2010 yılbaşından bu yana toplumumuz, cumhuriyet döneminde belki de doğrudan devletten kaynaklanmayan en büyük krizi ve buna bağlı olarak müthiş bir akıl tutulması yaşıyor. Seçim heyeti, imzacısı, yandaş basını ve bir kısım yazarçizerden oluşan lobi din adamlarına ve patrikliğe tam saha baskı uyguluyor, saldırıyor. Toplum başsız bırakılmış ve bölünmüş durumda. Bir kısım basın direkt saldırıların yanında taşeron da kullanıyor. Patrik seçimine bir katkısı olamayacağını bile bile din adamları hedef alınıyor, hakaret ediliyor. Çünkü bunların büyük bir bölümünün amacı, üzüm yemek değil, bağcıyı dövmek.
Seçim heyeti konusunda gerçekten garip bir durum var. Valilik kararıyla varlığı sona eren seçim heyeti, tehiri icra kararı almış gibi varlığını sürdürmek iddiasında. Bir seçim söz konusu olursa yeni sorunlar çıkaracağını açıkça ilan ediyor, meydan okuyor. Ne diyelim bu heyeti ve bu heyetin yöneticilerini artık vicdanlarıyla baş başa bırakmak lazım. Elbet bir gün birileri bu gerçekleri yazar tarihe mal eder.

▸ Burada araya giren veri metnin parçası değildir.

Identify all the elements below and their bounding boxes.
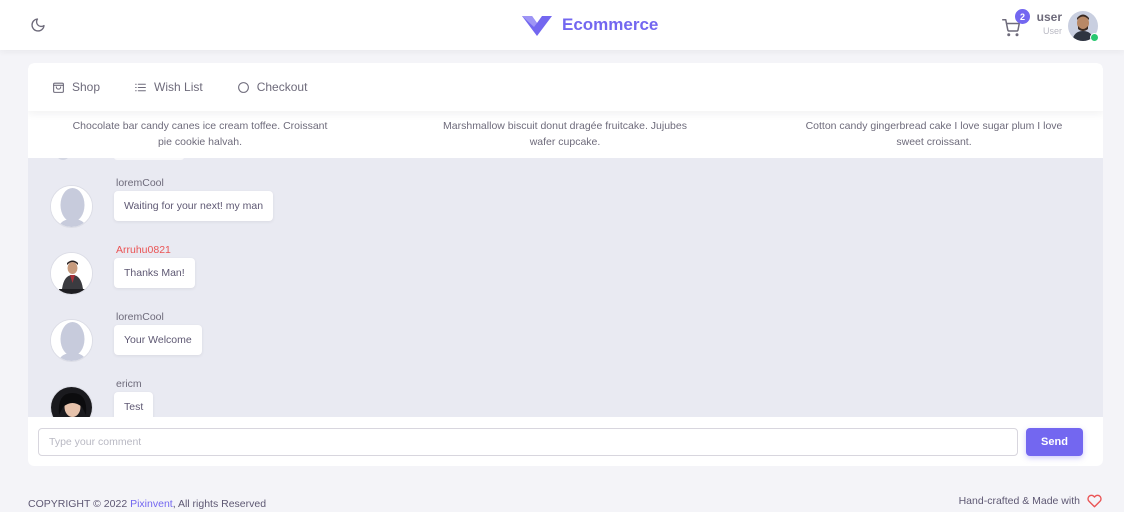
message-username: loremCool [116,177,164,189]
user-photo-avatar [50,252,93,295]
default-avatar-icon [50,319,93,362]
send-button[interactable]: Send [1026,428,1083,456]
partial-message-bubble [114,158,184,160]
chat-messages[interactable]: loremCool Waiting for your next! my man … [28,158,1103,417]
list-icon [135,83,146,91]
footer-copyright: COPYRIGHT © 2022 Pixinvent, All rights R… [28,498,266,510]
brand-logo-icon [522,16,552,36]
brand-name: Ecommerce [562,15,659,34]
tab-checkout-label: Checkout [256,80,308,94]
chat-message: Arruhu0821 Thanks Man! [50,244,550,304]
message-bubble: Thanks Man! [114,258,195,288]
comment-input[interactable] [38,428,1018,456]
cart-count-badge: 2 [1015,9,1030,24]
feature-text: Marshmallow biscuit donut dragée fruitca… [443,120,687,148]
copyright-prefix: COPYRIGHT © 2022 [28,498,128,510]
circle-icon [237,81,249,93]
heart-icon [1087,494,1102,508]
theme-toggle-button[interactable] [26,13,50,37]
message-username: ericm [116,378,142,390]
message-username: Arruhu0821 [116,244,171,256]
user-name: user [1036,10,1062,24]
footer-made-with: Hand-crafted & Made with [959,494,1102,508]
user-role: User [1042,26,1062,36]
shopping-bag-icon [53,82,64,93]
main-card: Shop Wish List Checkout Chocolate bar ca… [28,63,1103,466]
message-username: loremCool [116,311,164,323]
tab-wish-list[interactable]: Wish List [134,80,203,94]
top-navbar: Ecommerce 2 user User [0,0,1124,50]
message-bubble: Waiting for your next! my man [114,191,274,221]
moon-icon [31,18,45,32]
tab-bar: Shop Wish List Checkout [28,63,1103,111]
message-bubble: Test [114,392,154,417]
copyright-suffix: , All rights Reserved [172,498,267,510]
user-info[interactable]: user User [1030,10,1062,37]
made-with-text: Hand-crafted & Made with [958,495,1080,507]
tab-shop[interactable]: Shop [52,80,100,94]
features-strip: Chocolate bar candy canes ice cream toff… [28,111,1103,158]
company-link[interactable]: Pixinvent [130,498,173,510]
partial-avatar [56,158,70,160]
chat-message: loremCool Waiting for your next! my man [50,177,550,237]
cart-button[interactable]: 2 [1002,9,1032,38]
feature-text: Chocolate bar candy canes ice cream toff… [72,120,328,148]
online-status-dot [1090,33,1099,42]
chat-message: ericm Test [50,378,550,417]
chat-message: loremCool Your Welcome [50,311,550,371]
tab-checkout[interactable]: Checkout [237,80,308,94]
brand[interactable]: Ecommerce [522,10,658,40]
message-bubble: Your Welcome [114,325,202,355]
comment-bar: Send [28,417,1103,466]
default-avatar-icon [50,185,93,228]
feature-text: Cotton candy gingerbread cake I love sug… [805,120,1063,148]
user-photo-avatar [50,386,93,417]
tab-wish-list-label: Wish List [154,80,203,94]
tab-shop-label: Shop [72,80,101,94]
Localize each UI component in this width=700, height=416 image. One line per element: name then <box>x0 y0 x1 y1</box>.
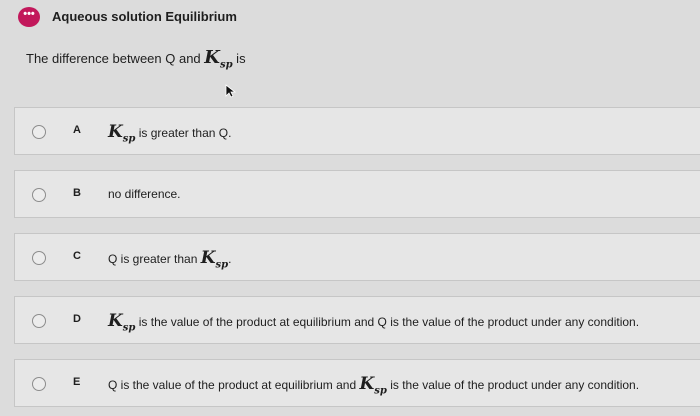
option-letter: C <box>73 250 81 262</box>
option-d[interactable]: D Ksp is the value of the product at equ… <box>14 296 700 344</box>
app-title: Aqueous solution Equilibrium <box>52 9 237 24</box>
option-c[interactable]: C Q is greater than Ksp. <box>14 233 700 281</box>
question-text: The difference between Q and Ksp is <box>26 47 246 71</box>
ksp-symbol: Ksp <box>359 374 387 397</box>
question-prefix: The difference between Q and <box>26 51 205 66</box>
mouse-cursor-icon <box>225 84 237 98</box>
radio-button[interactable] <box>32 251 46 265</box>
menu-dots-icon[interactable]: ••• <box>18 7 40 27</box>
ksp-symbol: Ksp <box>204 47 233 71</box>
ksp-symbol: Ksp <box>108 311 136 334</box>
option-text: Ksp is the value of the product at equil… <box>108 311 640 334</box>
radio-button[interactable] <box>32 314 46 328</box>
option-a[interactable]: A Ksp is greater than Q. <box>14 107 700 155</box>
option-letter: D <box>73 313 81 325</box>
ksp-symbol: Ksp <box>200 248 229 271</box>
radio-button[interactable] <box>32 377 46 391</box>
option-letter: A <box>73 124 81 136</box>
option-letter: E <box>73 376 81 388</box>
option-e[interactable]: E Q is the value of the product at equil… <box>14 359 700 407</box>
app-header: ••• Aqueous solution Equilibrium <box>0 0 700 36</box>
option-text: no difference. <box>108 187 181 201</box>
option-b[interactable]: B no difference. <box>14 170 700 218</box>
radio-button[interactable] <box>32 125 46 139</box>
option-text: Q is the value of the product at equilib… <box>108 374 640 397</box>
option-text: Ksp is greater than Q. <box>108 122 232 145</box>
ksp-symbol: Ksp <box>108 122 136 145</box>
option-letter: B <box>73 187 81 199</box>
radio-button[interactable] <box>32 188 46 202</box>
question-suffix: is <box>232 51 246 66</box>
option-text: Q is greater than Ksp. <box>108 248 232 271</box>
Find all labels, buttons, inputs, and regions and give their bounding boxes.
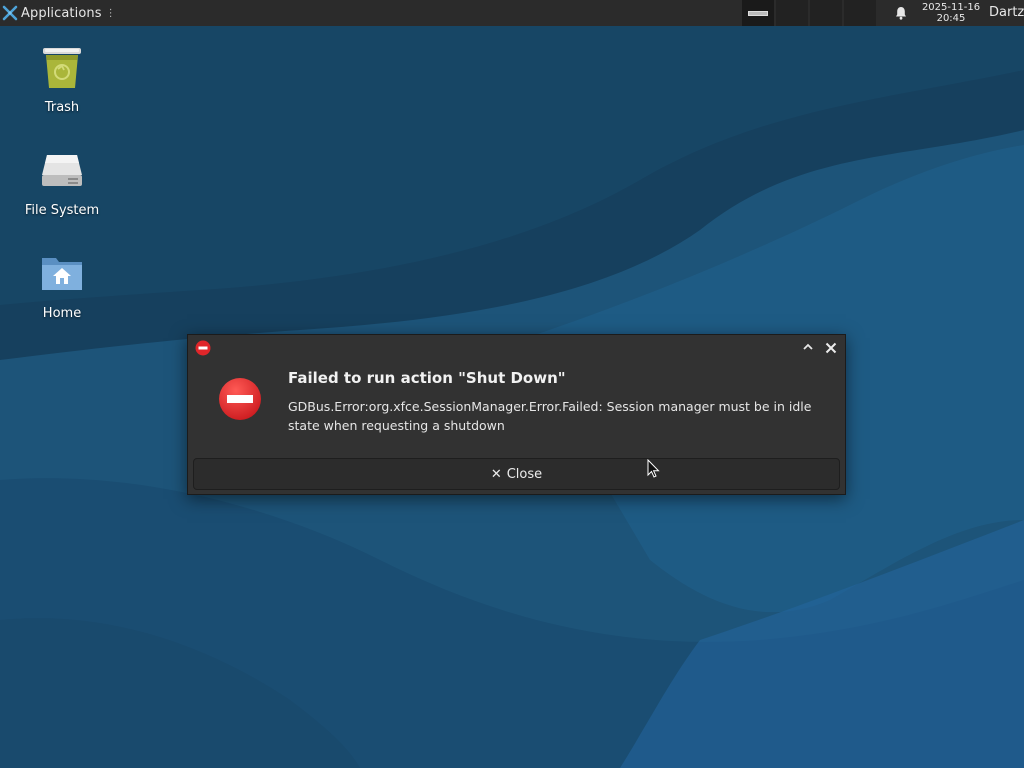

Ruhani Önderlik (Araçnortluk) ile patrikliği birbirinden ayırmayanlar, Patrikliği Cumhurbaşkanlığı ile hatta Hahambaşılıkla kıyaslayanlar, eş patriğin ne demek olduğunu bile bilmeyenler, sivil meclisi patrikliğin engellediğini sananlar hep bir kısım basının tanıttığı çağdaş (!) önderlerimiz (!) Bunların Patriklerin de Cumhurbaşkanları gibi belli bir süre görev yapmalarını istemleri çok doğal. Onlar için Hıristiyan kilisesinin geleneğinin, kuralının bir önemi yok. 93 yaşında ve yaşlılık sorunları yaşayan, her an yanlış yapması mümkün Kudüs Patriğimizi görevden almayı kimsenin düşünmemesi ve yönetmelik değişikliği yaparak eş patrik seçimine gidilmesi bizim önderleri (!) pek ilgilendirmiyor.
Şimdi gelelim bu lobiyi oluşturanların demokratik anlayışına. Ruhani Meclisin eş patrik seçimi kararı -deyim yerindeyse- kadük oldu. Ancak Ruhani Meclisin, Patrik Mesrob II’yi ölünceye kadar patrik olarak tanıma kararı ile patrik sağ olduğu sürece eğer bir seçim olacaksa ancak eş patrik seçimi olacağı yolundaki kararı geçerli. Bu kararı bütün din adamları ve aday episkoposlar da oy birliğiyle kabul etmiştir. Karara Katolikosluklar da Patriklik de dahil hiçbir Ermeni dini kurumu ya da din adamı karşı çıkmamıştır. Bu karar Hıristiyan kilisesinin gelenek ve kurallarına göre alındığına göre de bu kararın değiştirilmesi de düşünülemez. Bu duruma göre patriklik ve Ruhani Meclis, Patrik Mesrob II’nin unvanını alın yeni patrik seçin diyemez. Diğer taraftan zaten patrik genel vekili ve Ruhani Meclisin Devletle anlaşarak bu durumu yarattığı da açıkça söylendiğine göre, bu kişilerin Ruhani Meclis ve Patrik genel vekilinden beklentileri olamaz. Gerçekte Ruhani Meclis yeni bir seçim kararı almadıkça hükümetin seçime karar vermesi de mümkün değil. Çünkü böyle bir karar açıkça din ve vicdan özgürlüğüne müdahale etmek olur. O halde ne diyor bu lobi yandaşları? Bu demokrasi yandaşı, çağdaş (!) önderlerimiz, liderlerimiz(!) aba altından sopa göstererek, sizi AB’ye şikayet ederiz diyerek Devlete şöyle diyorlar:
Hükümet, DİN VE VİCDAN ÖZGÜRLÜĞÜNÜ DİKKATE ALMADAN, HIristİyan kİlİsesinin gelenek ve kurallarInI çİğneyerek, Türkİye Ermenİlerİ patrİklİĞİ Ruhanİ MeclİsİNİN kararlarInI YOK sayarak hasta patrİğİ görevden alsIn VE YENİ PATRİK SEÇİMİNE İZİN VERSİN.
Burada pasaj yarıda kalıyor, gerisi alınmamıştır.